This is a lovely recipe I modified from the new Slimming World cook book ‘Free Food Deasts’. The original called for Saffron (am I made of money?) and Quails eggs (Tesco doesn’t do that!). I switched out the Saffron, which was only being used for colouring!! to Tumeric, which has fantastic health benefits, not least it’s anti inflammatory properties. I also switched the quails eggs to standard hens, which work just as well and less fiddly to peel. Bonus: scroll to the bottom for how I cook my boiled eggs for runny yolks everytime!
Hope you try and enjoy it as much as we did, let me know in the comments…
1 cal cooking spray
2 onions, peeled and finely sliced
4 cloves garlic, peeled and finely chopped
200 g frozen broad beans
1 tbsp turmeric
1 tsp cardamom seeds, crushed
2 cinnamon stick or 1/2 tsp cinnamon if you don’t have the sticks
200 g baby courgettes, cut into disks. I only had big courgette so cut into bite sized chunks
900 mL vegetable stock, prepared as per instructions
350 g dried long grain rice
Small bunch of fresh corriander
100 g pomegranate seeds (if you have them, I didn’t)
4 eggs, boiled to how you like them*
- Boil a large pan of water over a high heat. When boiled add the broad beans and turn the heat low and simmer for 3 to 4 minutes. Drain, cool and set aside.
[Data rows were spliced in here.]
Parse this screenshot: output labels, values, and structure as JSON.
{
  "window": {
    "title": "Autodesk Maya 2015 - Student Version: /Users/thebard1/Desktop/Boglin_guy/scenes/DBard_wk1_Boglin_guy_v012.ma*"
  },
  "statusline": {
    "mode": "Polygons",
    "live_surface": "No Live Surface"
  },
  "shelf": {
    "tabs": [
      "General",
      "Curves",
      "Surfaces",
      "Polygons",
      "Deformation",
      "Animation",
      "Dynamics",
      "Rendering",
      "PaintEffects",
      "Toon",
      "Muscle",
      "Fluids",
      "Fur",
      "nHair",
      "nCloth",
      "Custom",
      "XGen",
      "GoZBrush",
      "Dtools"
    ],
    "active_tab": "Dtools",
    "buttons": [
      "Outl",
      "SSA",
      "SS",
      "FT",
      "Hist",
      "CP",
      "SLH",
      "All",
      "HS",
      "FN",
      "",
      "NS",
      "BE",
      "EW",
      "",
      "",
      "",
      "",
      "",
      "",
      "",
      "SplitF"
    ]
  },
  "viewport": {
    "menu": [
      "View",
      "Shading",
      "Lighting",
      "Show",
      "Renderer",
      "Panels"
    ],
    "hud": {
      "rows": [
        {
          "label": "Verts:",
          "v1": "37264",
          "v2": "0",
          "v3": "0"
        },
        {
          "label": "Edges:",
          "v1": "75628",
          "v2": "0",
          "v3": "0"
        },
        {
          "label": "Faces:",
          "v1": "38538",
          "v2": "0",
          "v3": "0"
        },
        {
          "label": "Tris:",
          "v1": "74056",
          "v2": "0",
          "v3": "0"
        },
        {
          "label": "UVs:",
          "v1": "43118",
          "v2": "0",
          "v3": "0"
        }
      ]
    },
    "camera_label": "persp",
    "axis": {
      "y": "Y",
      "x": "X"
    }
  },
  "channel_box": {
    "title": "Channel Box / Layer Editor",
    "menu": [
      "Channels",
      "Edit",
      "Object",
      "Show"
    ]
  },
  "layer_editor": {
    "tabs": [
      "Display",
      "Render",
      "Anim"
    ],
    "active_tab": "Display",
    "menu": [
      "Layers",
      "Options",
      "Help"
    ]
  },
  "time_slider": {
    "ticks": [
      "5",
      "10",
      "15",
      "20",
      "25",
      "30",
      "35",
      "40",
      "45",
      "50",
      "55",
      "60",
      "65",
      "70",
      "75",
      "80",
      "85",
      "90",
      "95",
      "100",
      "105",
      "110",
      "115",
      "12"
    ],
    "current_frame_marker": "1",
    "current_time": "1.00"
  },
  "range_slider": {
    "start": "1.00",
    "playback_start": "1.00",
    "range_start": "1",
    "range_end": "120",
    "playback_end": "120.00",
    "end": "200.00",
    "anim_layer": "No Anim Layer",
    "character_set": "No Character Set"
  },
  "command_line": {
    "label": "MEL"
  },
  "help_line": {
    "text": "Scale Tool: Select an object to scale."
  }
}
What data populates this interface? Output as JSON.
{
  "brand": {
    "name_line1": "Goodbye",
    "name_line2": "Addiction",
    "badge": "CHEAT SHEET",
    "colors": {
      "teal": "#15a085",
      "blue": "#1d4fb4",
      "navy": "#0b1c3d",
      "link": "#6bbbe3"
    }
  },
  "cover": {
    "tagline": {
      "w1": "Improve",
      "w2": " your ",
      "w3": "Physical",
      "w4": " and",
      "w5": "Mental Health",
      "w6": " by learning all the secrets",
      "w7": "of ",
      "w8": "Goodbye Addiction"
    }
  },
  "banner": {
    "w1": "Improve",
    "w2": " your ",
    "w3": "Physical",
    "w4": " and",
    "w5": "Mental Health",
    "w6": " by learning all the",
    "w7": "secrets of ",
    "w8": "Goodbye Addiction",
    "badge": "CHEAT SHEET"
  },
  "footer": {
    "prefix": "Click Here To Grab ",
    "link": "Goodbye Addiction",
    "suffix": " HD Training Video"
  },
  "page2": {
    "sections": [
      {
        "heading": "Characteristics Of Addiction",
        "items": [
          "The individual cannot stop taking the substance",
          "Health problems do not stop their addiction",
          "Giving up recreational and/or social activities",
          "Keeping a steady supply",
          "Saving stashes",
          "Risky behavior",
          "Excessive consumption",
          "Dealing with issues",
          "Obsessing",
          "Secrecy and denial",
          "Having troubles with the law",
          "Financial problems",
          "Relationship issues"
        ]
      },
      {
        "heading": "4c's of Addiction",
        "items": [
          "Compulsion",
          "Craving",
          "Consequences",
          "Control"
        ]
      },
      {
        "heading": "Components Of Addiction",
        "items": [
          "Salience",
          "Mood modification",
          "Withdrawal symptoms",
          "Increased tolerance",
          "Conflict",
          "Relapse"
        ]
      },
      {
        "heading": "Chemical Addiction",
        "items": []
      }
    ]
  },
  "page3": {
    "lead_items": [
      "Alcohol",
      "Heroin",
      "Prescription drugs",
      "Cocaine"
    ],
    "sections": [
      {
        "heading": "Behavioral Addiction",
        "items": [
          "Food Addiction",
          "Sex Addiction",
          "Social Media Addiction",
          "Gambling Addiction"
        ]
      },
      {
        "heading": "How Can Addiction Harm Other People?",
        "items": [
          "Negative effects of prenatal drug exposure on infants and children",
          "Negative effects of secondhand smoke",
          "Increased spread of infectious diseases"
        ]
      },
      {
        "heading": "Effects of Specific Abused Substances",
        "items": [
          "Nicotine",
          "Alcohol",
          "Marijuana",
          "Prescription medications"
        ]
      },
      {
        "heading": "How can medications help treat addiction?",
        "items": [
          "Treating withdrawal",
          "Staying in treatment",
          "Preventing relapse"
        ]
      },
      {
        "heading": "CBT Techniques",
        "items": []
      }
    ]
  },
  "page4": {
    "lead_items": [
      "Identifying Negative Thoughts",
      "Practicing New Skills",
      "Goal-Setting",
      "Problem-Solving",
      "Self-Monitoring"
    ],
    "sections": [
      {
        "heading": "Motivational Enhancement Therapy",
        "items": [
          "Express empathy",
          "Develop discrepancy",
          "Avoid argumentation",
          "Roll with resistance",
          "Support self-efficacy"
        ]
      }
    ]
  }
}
- Place the turmeric and stock in a small sauce pan and simmer over a medium heat.
- Spray a sauce pan with 1 cal spray and place over a medium heat. Fry the onions and garlic for 3 to 4 minutes. Add a small splash of stock if the onions and garlic start to stick.
- Add the cardamom seeds, cinnamon sticks, courgettes and rice. Mix well.
- Add the turmeric infused stock to the rice, season to taste and bring to the boil over a high heat.
- Stir in the broadbeans, cover tightly and reduce the heat to low and cook for 15 minutes without lifting the lid.
- Remove from the heat and leave to stand for a further 15 minutes, still covered.
- At this point prepare your boiled eggs, I do mine about 5 minutes before the end of the cooling and peel them ready for plating.
- Remove the lid from the pan and fluff up the rice grains with a fork.
- Serve immediately with pomegranate scattered on top and halved boiled eggs.
- Don’t use eggs from the fridge, always have them at room temparture this stops them cracking horribly.
- Bring a pan of water to the boil, with 1 tsp bicarbonate of soda (to help with peeling).
- When the pan is bubbling away nicely, lower your eggs and immediately set the timer for 3.5 minutes.
- As soon as time is up, quickly take the eggs from the pan and add to cold water to stop them cooking further.
- Hit them gently with the back of a spoon and start peeling, using the membrane makes the shell come off easier in one big piece and doesn’t leave you with a scrappy looking egg.